Comment cette industrie lourde, très règlementée et complexe à transformer absorbe-t-elle ce choc ? Comment s’empare-t-elle des opportunités d’accélération au profit, d’une part, de son propre business mais aussi au profit de la santé humaine ?
Le point sur les tendances en sommeil de cette industrie :
- Health Tech, Intelligence Artificielle, Transformation digitale,
- Emergence de nouveaux business models,
- Réduction des gaps médicaux dans les pays en voie de développement.
Qu’est-ce que Covid-19 change dans la prise en charge des patients ?
La crise du Covid-19 a permis de booster des opportunités en sommeil qui peinaient à se concrétiser
Avant Covid il y avait encore une grande frilosité au développement de la télémédecine. Et pourtant en l’espace de deux semaines, le taux d’adoption de la téléconsultation par les médecins généralistes est passé de 20% à 70% sur Doctolib.
Dans le domaine de la prise en charge du patient, en cancérologie par exemple, la Health Tech s’est mobilisée pour apporter des solutions permettant d’assurer la continuité des traitements des patients maintenus en dehors des hôpitaux.
Les laboratoires pharmaceutiques focalisent leurs efforts sur la recherche et le développement au plus vite d’un traitement ainsi que la production et l’approvisionnement des médicaments d’urgence pour les blocs de réanimation Sur ce dernier point l’exploitation de la data et l’analyse des signaux faibles sur les réseaux sociaux ont notamment permis à certains comme MSD d’anticiper les besoins en curare avant même les demandes des pays et d’accélérer leur production en conséquence.
La crise a aussi permis de mettre en évidence l’importance du maillage des pharmaciens et leur a donné, au moins pendant cette période, un rôle de plus en plus important notamment en leur permettant d’étendre le renouvellement des traitements chroniques (par arrêté du 15 mars 2020 et ce jusqu’à fin mai).
L’intelligence artificielle est attendue au tournant, notamment dans la recherche
La technologie est prête et ouvre un champ des possibles immense.
Peut-on prédire les patients qui vont aller en réanimation ? Peut-on les trier à l’avance ? Peut-on prédire les patients que l’on considère comme symptomatiques ? Quelles sont les associations de signes qui sont symptomatiques ?

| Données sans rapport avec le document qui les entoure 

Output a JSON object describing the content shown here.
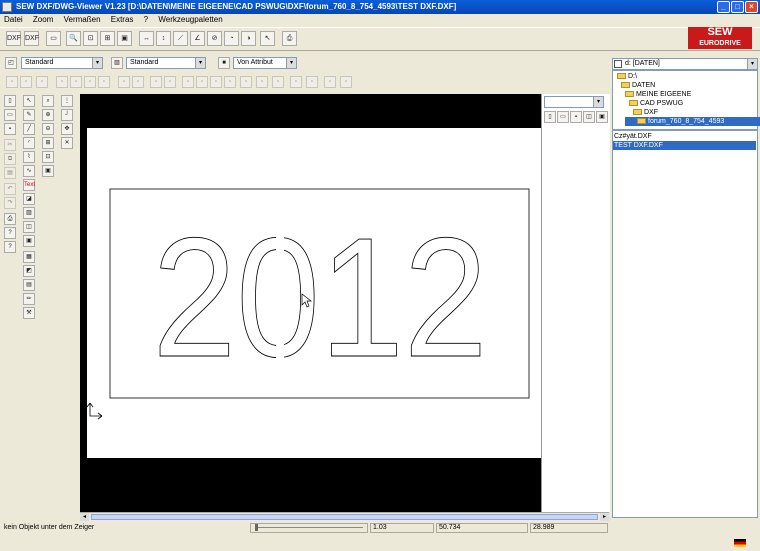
{
  "window": {
    "title": "SEW DXF/DWG-Viewer V1.23 [D:\\DATEN\\MEINE EIGEENE\\CAD PSWUG\\DXF\\forum_760_8_754_4593\\TEST DXF.DXF]",
    "min": "_",
    "max": "□",
    "close": "×"
  },
  "menu": [
    "Datei",
    "Zoom",
    "Vermaßen",
    "Extras",
    "?",
    "Werkzeugpaletten"
  ],
  "toolbar": {
    "dxf_label": "DXF",
    "dwf_label": "DXF"
  },
  "logo": {
    "line1": "SEW",
    "line2": "EURODRIVE"
  },
  "layers": {
    "layer_value": "Standard",
    "linetype_value": "Standard",
    "color_value": "Von Attribut",
    "arrow": "▾"
  },
  "drawing": {
    "text": "2012"
  },
  "left_tool_labels": {
    "text_tool": "Text"
  },
  "right_panel": {
    "combo_value": ""
  },
  "file_browser": {
    "drive": "d: [DATEN]",
    "tree": [
      "D:\\",
      "DATEN",
      "MEINE EIGEENE",
      "CAD PSWUG",
      "DXF",
      "forum_760_8_754_4593"
    ],
    "files": [
      "Cz#yät.DXF",
      "TEST DXF.DXF"
    ]
  },
  "status": {
    "message": "kein Objekt unter dem Zeiger",
    "zoom": "1.03",
    "x": "50.734",
    "y": "28.989"
  }
}
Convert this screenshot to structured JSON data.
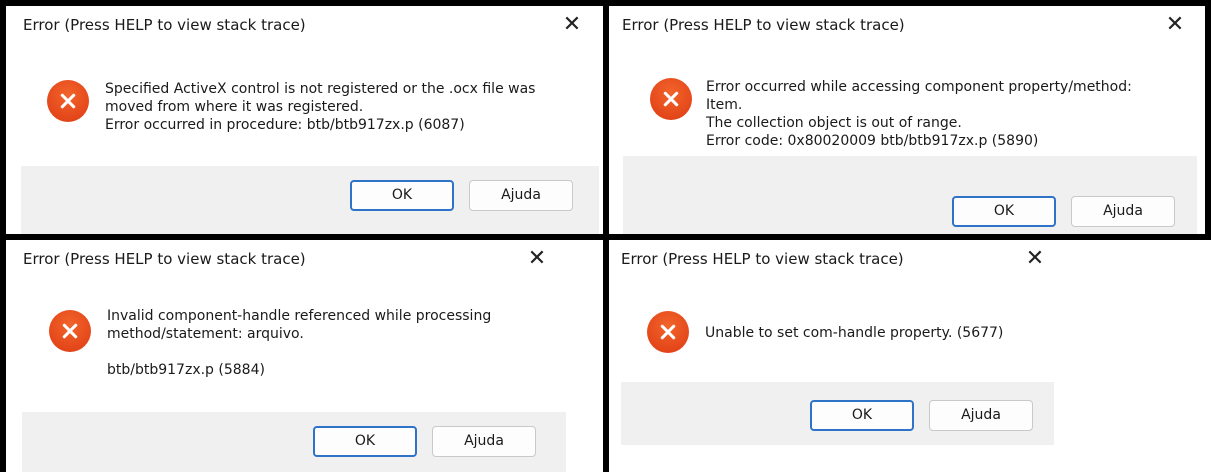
{
  "dialogs": [
    {
      "title": "Error (Press HELP to view stack trace)",
      "close_glyph": "✕",
      "message_lines": [
        "Specified ActiveX control is not registered or the .ocx file was",
        "moved from where it was registered.",
        "Error occurred in procedure: btb/btb917zx.p (6087)"
      ],
      "ok_label": "OK",
      "help_label": "Ajuda",
      "icon": "error-icon"
    },
    {
      "title": "Error (Press HELP to view stack trace)",
      "close_glyph": "✕",
      "message_lines": [
        "Error occurred while accessing component property/method:",
        "Item.",
        "The collection object is out of range.",
        "Error code: 0x80020009 btb/btb917zx.p (5890)"
      ],
      "ok_label": "OK",
      "help_label": "Ajuda",
      "icon": "error-icon"
    },
    {
      "title": "Error (Press HELP to view stack trace)",
      "close_glyph": "✕",
      "message_lines": [
        "Invalid component-handle referenced while processing",
        "method/statement: arquivo.",
        "",
        "btb/btb917zx.p (5884)"
      ],
      "ok_label": "OK",
      "help_label": "Ajuda",
      "icon": "error-icon"
    },
    {
      "title": "Error (Press HELP to view stack trace)",
      "close_glyph": "✕",
      "message_lines": [
        "Unable to set com-handle property. (5677)"
      ],
      "ok_label": "OK",
      "help_label": "Ajuda",
      "icon": "error-icon"
    }
  ],
  "colors": {
    "error_icon": "#e4471a",
    "primary_button_border": "#2f73c9",
    "footer_background": "#f0f0f0",
    "separator": "#000000"
  }
}
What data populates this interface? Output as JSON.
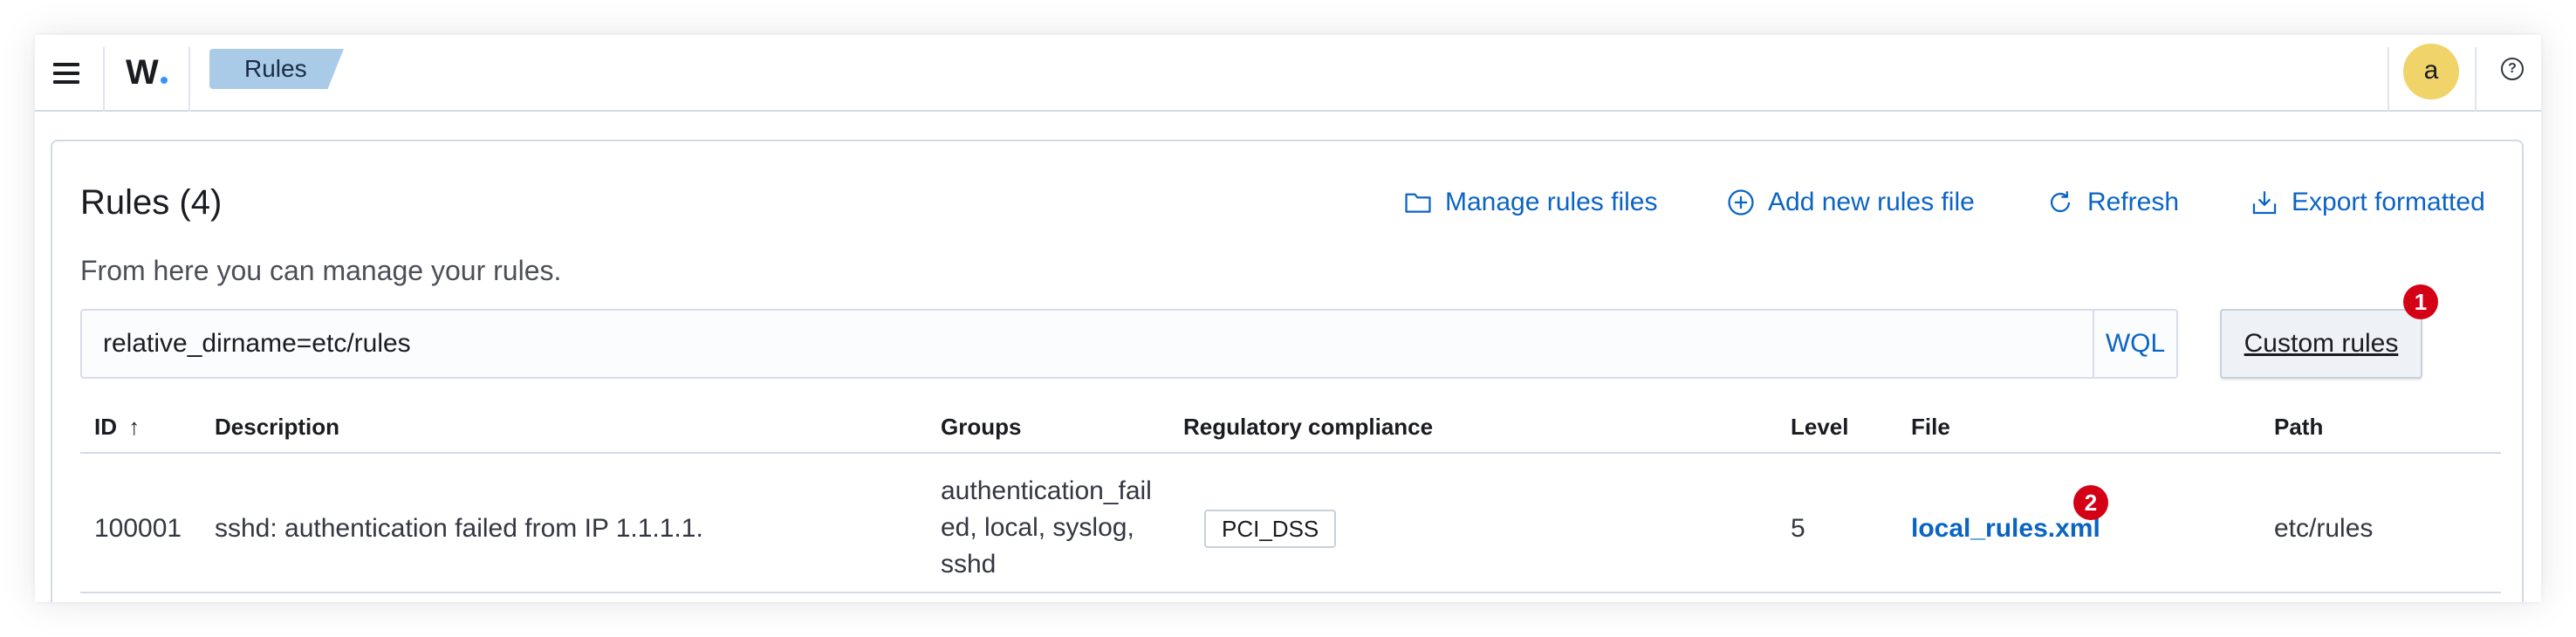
{
  "header": {
    "brand": "W",
    "breadcrumb": "Rules",
    "avatar_initial": "a",
    "help_symbol": "?"
  },
  "page": {
    "title": "Rules (4)",
    "subtitle": "From here you can manage your rules.",
    "actions": [
      {
        "label": "Manage rules files",
        "icon": "folder-icon"
      },
      {
        "label": "Add new rules file",
        "icon": "plus-circle-icon"
      },
      {
        "label": "Refresh",
        "icon": "refresh-icon"
      },
      {
        "label": "Export formatted",
        "icon": "download-icon"
      }
    ]
  },
  "search": {
    "value": "relative_dirname=etc/rules",
    "wql_label": "WQL"
  },
  "filter_button": {
    "label": "Custom rules",
    "badge": "1"
  },
  "table": {
    "columns": [
      "ID",
      "Description",
      "Groups",
      "Regulatory compliance",
      "Level",
      "File",
      "Path"
    ],
    "sort_indicator": "↑",
    "rows": [
      {
        "id": "100001",
        "description": "sshd: authentication failed from IP 1.1.1.1.",
        "groups_lines": [
          "authentication_fail",
          "ed, local, syslog,",
          "sshd"
        ],
        "compliance": "PCI_DSS",
        "level": "5",
        "file": "local_rules.xml",
        "file_badge": "2",
        "path": "etc/rules"
      }
    ]
  },
  "colors": {
    "link": "#0b64c4",
    "breadcrumb_bg": "#a9cbe8",
    "avatar_bg": "#f0d46a",
    "badge": "#d40016"
  }
}
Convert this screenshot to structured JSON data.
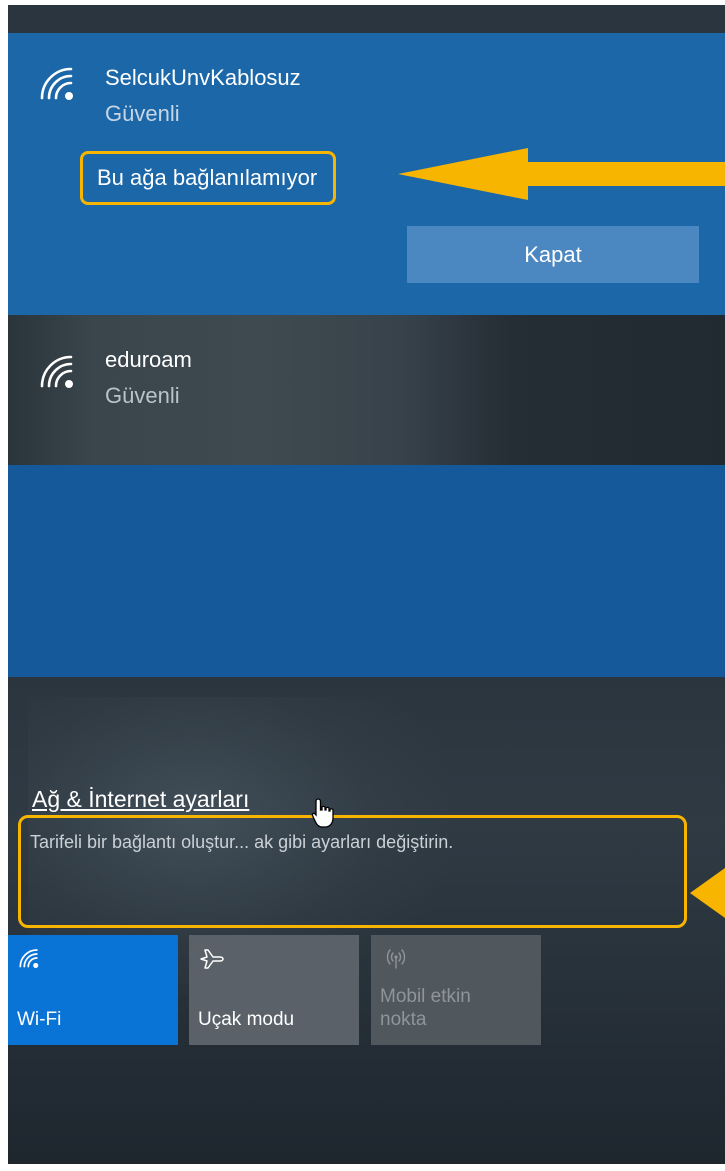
{
  "networks": [
    {
      "name": "SelcukUnvKablosuz",
      "status": "Güvenli",
      "error": "Bu ağa bağlanılamıyor",
      "close_label": "Kapat"
    },
    {
      "name": "eduroam",
      "status": "Güvenli"
    }
  ],
  "settings": {
    "link_label": "Ağ & İnternet ayarları",
    "description": "Tarifeli bir bağlantı oluştur... ak gibi ayarları değiştirin."
  },
  "quick_actions": [
    {
      "label": "Wi-Fi",
      "icon": "wifi-icon",
      "state": "on"
    },
    {
      "label": "Uçak modu",
      "icon": "airplane-icon",
      "state": "off"
    },
    {
      "label": "Mobil etkin nokta",
      "line1": "Mobil etkin",
      "line2": "nokta",
      "icon": "hotspot-icon",
      "state": "disabled"
    }
  ],
  "colors": {
    "accent": "#0a74d6",
    "selected_network_bg": "#1c67a8",
    "highlight": "#f7b500"
  }
}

L’intelligence artificielle est un outil de prédiction puissant qui vient augmenter les capacités de diagnostic et d’analyse du chercheur ou du médecin.
Elle permet notamment d’identifier des sous-groupes de patients que l’on ne peut pas apercevoir dans des essais cliniques aussi bien structurés soient-ils. Pour les caractériser il faut des combinaisons de biomarqueurs qui sont parfois radiologiques et inaccessibles via des systèmes informatiques classiques.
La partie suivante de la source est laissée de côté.